FRAMESHOP:FRAMESHOP: U.S. PUTS WALLS AROOUND BAGHDAD NEIGHBORHOODS
The Washington Post has a disturbing story about the latest U.S. tactic to control violence in Baghdad: build walls. Lots of walls. According to the article: The U.S. military is walling off at least 10 of Baghdad's most violent neighborhoods...
The Washington Post has a disturbing story about the latest U.S. tactic to control violence in Baghdad: build walls. Lots of walls.
According to the article:
The U.S. military is walling off at least 10 of Baghdad's most violent neighborhoods and using biometric technology to track some of their residents, creating what officers call "gated communities" in an attempt to carve out oases of safety in this war-ravaged city.
The plan drew widespread condemnation in Iraq this past week. On Sunday night, Prime Minister Nouri-al Maliki told news services that he would work to halt construction of a wall around the Sunni district of Adhamiyah, which residents said would aggravate sectarian tensions by segregating them from Shiite neighbors. The U.S. military says the walls are meant to protect people, not further divide them in a city that is increasingly a patchwork of sectarian enclaves.
(full story here)
Here we see the U.S. army reverting to the logic that [security] is [a wall]. But are these new walls keeping the bad guys out or trapping good people in what amounts to a large prison?

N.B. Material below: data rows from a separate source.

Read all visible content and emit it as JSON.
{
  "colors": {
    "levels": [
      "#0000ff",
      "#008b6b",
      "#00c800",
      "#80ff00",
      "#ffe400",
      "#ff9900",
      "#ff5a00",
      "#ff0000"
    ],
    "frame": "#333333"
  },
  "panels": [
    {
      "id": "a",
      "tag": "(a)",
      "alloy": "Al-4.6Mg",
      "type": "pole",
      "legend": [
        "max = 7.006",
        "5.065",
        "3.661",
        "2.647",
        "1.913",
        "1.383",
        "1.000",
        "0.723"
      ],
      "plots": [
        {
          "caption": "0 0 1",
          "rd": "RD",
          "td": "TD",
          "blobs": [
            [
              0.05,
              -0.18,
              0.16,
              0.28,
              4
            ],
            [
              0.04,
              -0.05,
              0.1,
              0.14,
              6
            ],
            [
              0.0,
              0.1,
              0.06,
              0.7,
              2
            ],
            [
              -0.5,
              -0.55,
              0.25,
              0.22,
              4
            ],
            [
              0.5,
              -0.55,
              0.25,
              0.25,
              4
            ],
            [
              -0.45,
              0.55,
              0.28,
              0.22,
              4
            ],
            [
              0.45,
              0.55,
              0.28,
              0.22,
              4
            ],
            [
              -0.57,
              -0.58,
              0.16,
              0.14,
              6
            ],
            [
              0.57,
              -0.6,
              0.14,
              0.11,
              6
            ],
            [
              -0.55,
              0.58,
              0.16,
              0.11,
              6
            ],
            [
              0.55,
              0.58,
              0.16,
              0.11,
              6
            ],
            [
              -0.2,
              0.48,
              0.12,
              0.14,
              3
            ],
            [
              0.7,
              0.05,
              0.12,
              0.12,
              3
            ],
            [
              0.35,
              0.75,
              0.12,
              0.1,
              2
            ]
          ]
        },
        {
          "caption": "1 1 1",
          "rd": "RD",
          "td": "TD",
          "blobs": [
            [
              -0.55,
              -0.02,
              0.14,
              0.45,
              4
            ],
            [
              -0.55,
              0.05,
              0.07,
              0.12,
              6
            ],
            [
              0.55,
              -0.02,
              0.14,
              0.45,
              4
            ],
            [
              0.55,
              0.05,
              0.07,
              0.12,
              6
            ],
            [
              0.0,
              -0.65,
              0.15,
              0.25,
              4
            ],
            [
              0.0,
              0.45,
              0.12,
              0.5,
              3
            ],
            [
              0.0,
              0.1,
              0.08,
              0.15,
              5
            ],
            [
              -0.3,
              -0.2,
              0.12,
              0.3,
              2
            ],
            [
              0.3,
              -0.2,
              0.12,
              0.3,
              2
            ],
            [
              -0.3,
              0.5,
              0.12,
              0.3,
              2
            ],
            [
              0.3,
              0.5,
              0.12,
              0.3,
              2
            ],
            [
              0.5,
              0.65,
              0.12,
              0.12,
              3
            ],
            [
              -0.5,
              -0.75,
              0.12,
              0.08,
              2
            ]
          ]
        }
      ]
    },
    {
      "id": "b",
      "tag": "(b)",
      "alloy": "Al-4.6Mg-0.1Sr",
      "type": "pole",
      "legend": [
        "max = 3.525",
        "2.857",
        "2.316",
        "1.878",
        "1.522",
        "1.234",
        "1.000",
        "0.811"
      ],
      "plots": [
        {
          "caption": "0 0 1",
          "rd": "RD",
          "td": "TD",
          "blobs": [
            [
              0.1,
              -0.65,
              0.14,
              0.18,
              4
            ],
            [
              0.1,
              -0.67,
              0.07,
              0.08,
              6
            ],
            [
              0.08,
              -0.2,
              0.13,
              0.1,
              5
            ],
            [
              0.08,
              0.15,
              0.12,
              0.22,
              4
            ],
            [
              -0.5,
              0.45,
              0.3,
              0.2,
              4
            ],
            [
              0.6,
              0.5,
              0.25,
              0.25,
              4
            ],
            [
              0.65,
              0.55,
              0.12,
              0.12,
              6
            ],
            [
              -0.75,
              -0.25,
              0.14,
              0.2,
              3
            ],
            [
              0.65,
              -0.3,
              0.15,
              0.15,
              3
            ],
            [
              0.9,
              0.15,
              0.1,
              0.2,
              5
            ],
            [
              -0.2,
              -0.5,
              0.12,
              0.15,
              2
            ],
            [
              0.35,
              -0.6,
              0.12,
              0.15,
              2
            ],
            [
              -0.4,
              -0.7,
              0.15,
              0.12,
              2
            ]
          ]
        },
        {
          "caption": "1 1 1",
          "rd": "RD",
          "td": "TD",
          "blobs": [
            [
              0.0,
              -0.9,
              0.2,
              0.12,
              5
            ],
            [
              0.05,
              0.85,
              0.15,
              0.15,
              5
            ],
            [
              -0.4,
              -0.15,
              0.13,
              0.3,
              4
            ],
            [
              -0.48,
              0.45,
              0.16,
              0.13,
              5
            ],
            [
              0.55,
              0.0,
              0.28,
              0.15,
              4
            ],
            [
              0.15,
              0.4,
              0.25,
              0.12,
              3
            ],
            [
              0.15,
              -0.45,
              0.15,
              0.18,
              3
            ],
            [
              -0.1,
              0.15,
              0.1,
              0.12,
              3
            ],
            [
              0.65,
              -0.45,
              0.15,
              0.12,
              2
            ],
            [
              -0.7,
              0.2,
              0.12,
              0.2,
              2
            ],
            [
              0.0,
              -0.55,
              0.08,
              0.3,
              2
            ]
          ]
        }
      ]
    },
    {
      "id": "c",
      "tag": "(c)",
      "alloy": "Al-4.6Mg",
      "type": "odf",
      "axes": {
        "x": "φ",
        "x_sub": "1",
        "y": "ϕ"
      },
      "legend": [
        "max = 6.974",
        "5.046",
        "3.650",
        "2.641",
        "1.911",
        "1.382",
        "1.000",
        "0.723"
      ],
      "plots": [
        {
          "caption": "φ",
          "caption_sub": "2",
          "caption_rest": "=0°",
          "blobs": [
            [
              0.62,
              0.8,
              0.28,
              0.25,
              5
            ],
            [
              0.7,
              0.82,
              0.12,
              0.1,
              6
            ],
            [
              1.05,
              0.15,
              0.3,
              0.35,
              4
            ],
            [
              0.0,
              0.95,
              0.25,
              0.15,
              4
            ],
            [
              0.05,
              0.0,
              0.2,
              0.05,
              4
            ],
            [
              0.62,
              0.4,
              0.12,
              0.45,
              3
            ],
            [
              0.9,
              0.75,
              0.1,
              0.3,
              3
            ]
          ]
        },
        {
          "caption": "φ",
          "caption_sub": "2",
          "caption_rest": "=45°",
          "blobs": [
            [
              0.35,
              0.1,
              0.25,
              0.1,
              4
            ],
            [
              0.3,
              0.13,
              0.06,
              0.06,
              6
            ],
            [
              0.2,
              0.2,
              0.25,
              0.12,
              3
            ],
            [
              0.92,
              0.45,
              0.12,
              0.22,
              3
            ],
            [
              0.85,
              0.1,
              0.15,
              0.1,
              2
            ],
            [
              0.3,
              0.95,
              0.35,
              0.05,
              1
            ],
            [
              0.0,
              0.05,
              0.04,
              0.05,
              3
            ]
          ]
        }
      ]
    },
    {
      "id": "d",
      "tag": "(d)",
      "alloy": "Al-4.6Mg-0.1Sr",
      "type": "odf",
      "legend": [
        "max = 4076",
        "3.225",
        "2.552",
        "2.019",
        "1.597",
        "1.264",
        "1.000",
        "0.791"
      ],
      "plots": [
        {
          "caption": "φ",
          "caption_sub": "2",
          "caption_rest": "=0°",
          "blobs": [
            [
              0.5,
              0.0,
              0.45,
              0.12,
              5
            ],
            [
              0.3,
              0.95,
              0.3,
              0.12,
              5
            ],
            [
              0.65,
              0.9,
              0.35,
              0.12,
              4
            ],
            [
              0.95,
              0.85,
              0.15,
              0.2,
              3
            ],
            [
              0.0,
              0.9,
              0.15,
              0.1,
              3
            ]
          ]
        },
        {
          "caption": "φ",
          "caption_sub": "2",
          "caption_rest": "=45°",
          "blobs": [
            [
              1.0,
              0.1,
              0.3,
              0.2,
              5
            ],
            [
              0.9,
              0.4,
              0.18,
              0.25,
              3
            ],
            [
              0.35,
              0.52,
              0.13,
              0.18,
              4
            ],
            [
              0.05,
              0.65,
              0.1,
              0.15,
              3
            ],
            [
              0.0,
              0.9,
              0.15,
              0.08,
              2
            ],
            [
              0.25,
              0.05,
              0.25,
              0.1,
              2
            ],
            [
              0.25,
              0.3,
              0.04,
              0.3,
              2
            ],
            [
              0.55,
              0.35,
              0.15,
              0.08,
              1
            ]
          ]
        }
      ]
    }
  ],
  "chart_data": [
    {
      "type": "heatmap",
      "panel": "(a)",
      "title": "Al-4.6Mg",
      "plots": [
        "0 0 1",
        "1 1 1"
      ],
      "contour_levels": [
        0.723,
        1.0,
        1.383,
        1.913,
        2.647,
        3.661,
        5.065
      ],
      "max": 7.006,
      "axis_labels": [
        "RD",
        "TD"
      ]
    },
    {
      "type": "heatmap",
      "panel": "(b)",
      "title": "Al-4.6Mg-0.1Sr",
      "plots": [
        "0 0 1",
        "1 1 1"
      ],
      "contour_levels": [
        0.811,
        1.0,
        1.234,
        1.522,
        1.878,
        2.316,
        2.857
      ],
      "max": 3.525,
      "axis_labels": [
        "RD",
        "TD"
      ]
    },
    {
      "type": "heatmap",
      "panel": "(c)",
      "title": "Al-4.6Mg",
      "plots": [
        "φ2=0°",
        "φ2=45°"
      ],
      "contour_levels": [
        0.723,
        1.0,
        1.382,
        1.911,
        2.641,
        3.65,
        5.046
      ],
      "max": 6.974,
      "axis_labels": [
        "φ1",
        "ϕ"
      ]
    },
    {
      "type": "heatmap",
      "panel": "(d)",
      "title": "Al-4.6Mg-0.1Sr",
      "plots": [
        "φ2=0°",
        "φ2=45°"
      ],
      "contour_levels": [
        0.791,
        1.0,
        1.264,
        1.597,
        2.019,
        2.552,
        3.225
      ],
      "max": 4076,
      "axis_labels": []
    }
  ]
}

What concerns people in Baghdad seems to be the radical constraint the new walls will place on their movement. Moving a few hundred yards may become a day long affair.
I suspect these walls will quickly become a symbol of an American occupation gone horribly awry and cannot imagine very many Iraqis viewing these walls as anything but a U.S. act of domination and oppression. Even if the goal of the military is noble--to find a way to stop the violence--the means will backfire, effectively turning Baghdad into an endless series of humiliating checkpoints.